I’m writing this at 2:07 EST, here in New York City, on Election Day, November 4. The opinion polls have giving us an intimation of who the next President of the United States will be, but we don’t know for sure.
Either way, we are all going to wake up on the morning of November 5 with a new President. We all will have voted, we see a change of the guard in January, but the question is, are we done?
The thing is, before I started the No Impact project, back in November, 2006, I made the mistake of thinking that both the responsibility I had to my democracy and the power I had over it was limited to my vote.
I was wrong. One of my big learnings over the course of the project was that I make a difference. We make a difference. You make a difference.
A life built on values, a life lived in line with what we believe, a life concerned with both keeping our own side of the street tidy but that also faces outwards with concern for the people of our community, region, nation and planet has tremendous power.
The most radical political act there is, I believe, is optimism. If I believe I can make a difference, I can. Certainly the opposite is true: if I believe I cannot make a difference, I will not try and, therefore, I cannot.
So, whoever is President tomorrow morning, I believe my responsibilities are far from over. In fact, they have only just begun.
From a United States Government website:
Democracies need more than an occasional vote from their citizens to remain healthy. They need the steady attention, time, and commitment of large numbers of their citizens…
From a post by Charles Firestone, on Huffington, about the responsibilities of citizenship:
Americans are very good at claiming rights; we are not always so ready to recognize our responsibilities…
Democracy means citizen sovereignty. To be sovereign each citizen should have a responsibility, among other things, to be informed, at least minimally, of the issues on which he or she is asked to make a decision…
Firestone goes on to make a list of the things we must keep informed about, amongst them, he says:
Each of us, as citizens of the planet, now has a responsibility to learn what we can about our inter relationship with the environment.
And he is right, but he doesn’t go far enough. I have a responsibility not just to be informed but to act. I must accept that the voting booth is not the limit of my civic power for the simple reason that the Government does not have absolute power.
The power rests with me, with us, the people. Not just how I vote but how I live. Not just how I live but why I live. Do I live for myself–do we live for ourselves?–or do we live for each other?
If I believe that we live for each other, and I do, then voting is only the beginning.
What else must I do?
I think we’re all trying to figure that out. Seeing for the first time just how limited our Government is in its ability to deal with the most dire emergency of a generation or more, many of us–many of you–are trying to figure out how to augment and go further than government power.

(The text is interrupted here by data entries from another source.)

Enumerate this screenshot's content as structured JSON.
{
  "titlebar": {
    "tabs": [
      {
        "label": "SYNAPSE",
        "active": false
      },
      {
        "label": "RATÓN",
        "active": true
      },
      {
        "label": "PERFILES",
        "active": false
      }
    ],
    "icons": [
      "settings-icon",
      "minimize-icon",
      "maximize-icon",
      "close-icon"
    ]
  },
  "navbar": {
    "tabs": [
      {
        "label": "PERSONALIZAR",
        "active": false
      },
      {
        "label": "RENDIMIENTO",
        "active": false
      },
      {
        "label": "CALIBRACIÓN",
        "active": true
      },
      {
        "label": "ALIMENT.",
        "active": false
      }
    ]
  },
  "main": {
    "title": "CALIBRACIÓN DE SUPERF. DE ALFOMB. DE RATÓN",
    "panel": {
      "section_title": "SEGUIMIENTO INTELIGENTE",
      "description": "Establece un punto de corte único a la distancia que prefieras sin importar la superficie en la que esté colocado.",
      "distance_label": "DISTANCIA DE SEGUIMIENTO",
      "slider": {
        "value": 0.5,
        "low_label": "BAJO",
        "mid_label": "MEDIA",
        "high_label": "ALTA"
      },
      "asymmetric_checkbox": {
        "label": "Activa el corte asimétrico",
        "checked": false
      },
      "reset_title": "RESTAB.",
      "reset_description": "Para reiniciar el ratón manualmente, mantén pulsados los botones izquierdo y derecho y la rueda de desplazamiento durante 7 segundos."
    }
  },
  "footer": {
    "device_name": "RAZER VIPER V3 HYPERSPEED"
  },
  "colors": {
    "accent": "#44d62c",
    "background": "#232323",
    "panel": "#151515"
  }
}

We have to keep trying and figuring out. But for now, here is a short list of internet places to go or read that can help you take the next step, the step that helps all of us affirm that we are much more powerful than once-every-four-year vote for President.
- Here are lots of first steps on the personal path to green.
- Here is a letter from the Presidential Climate Action Project to the next president you can sign.
- Here are where you can get involved with 1sky and 350, the two climate organizations I like most.
- Here, you can find the resources of the Center for a New American Dream which teaches about living happier using fewer resources.
Now let me ask you:
There’s lots on the web about what the next President should do in his first 100 days. My question is, what should we do in those first hundred days?